Hace algunos días murió mi abuela materna, con quien viví durante 18 años.
Mi abuela, “La Mami”, fue, por circunstancias de la vida —que quizás se repiten en muchos hogares latinoamericanos—, una figura muy importante en mi vida.
Estuvo presente en cada evento, en cada paso que di y me vio dejar el nido cuando ya era “grande”, pero aún la necesitaba.
Hoy lloro de tristeza y de alivio porque sé que ya no quería estar aquí. Al mismo tiempo sonrío recordándola en cosas y lugares tan femeninos, solitarios, hermosos, maternos.
La recuerdo buscándome en la puerta del colegio a las 5 p.m., comprándome un cono de helado con la condición de que le regalara el “cucurucho”.
La recuerdo pintándose la boca de rojo frente al espejo.
La recuerdo dejándome pintarle las uñas.
La recuerdo a mi lado viendo la novela de la 1.
La recuerdo abrazándome mientras tomábamos la siesta, en ese par de horas que tenía antes de irme a la universidad.
La recuerdo esperándome en la puerta del edificio, lista para irnos a la playa, a escuchar el mar y echar los mismos cuentos.
La recuerdo oliendo a Jean Naté.
La recuerdo leyendo poemas y cantando rancheras.
La recuerdo con sus zapatos Emeli Rodin.
La recuerdo leyendo la revista Vanidades y diciendo, “esta princesa de Mónaco sí es bella”.
La recuerdo incrédula y feliz cuando le dije que estaba embarazada.
La recuerdo leyendo los obituarios del periódico con sus perras a los pies, mientras yo hacía el crucigrama del domingo.
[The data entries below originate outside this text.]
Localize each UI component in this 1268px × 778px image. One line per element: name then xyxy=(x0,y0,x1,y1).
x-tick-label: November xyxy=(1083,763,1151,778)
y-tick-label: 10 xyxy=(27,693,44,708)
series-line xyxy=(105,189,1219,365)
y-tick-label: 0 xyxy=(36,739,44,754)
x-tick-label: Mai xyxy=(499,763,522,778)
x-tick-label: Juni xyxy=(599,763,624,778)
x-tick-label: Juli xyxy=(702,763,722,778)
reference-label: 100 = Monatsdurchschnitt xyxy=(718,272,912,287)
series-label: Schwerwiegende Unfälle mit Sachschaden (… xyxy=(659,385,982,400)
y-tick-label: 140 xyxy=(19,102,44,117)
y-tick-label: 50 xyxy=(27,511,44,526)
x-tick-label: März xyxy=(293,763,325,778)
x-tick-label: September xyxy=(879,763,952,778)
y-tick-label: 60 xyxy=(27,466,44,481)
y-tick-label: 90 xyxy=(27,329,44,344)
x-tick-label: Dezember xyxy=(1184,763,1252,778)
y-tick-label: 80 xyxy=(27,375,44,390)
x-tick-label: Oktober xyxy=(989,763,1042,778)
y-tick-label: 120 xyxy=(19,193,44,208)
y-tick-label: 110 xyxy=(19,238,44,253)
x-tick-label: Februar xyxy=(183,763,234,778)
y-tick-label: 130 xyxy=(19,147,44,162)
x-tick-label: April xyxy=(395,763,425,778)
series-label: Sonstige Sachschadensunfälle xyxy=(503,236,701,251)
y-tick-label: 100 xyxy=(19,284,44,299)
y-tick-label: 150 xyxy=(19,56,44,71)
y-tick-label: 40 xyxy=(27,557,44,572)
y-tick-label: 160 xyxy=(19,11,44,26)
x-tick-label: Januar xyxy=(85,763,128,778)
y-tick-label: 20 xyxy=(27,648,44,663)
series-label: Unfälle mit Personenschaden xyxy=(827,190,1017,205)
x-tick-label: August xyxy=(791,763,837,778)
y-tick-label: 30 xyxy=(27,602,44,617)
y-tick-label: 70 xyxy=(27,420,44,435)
La recuerdo pelando mango y pidiéndome que eligiera el aguacate del almuerzo.
La recuerdo sacándole pelitos de la barbilla con una pinza.
La recuerdo viendo a mi hijo, y diciéndome, “qué carajito tan lindo”.
La recuerdo aconsejándome que estudiara para nunca tener que depender de “ningún pendejo”.
La recuerdo contándome que veía al fantasma de mi abuelo en la puerta de la cocina de vez en cuando.
La recuerdo llegando del trabajo, oliendo a aire acondicionado de banco.
La recuerdo preparando arepas perfectas, pastichos perfectos, albóndigas perfectas.
La recuerdo pintándose las canas de un rojo intenso.
La recuerdo peleona y malcriada.
La recuerdo preguntándome a mí y a mis amigos del colegio si teníamos hambre, para llegar un rato después con arepas gigantes rellenas de queso derretido.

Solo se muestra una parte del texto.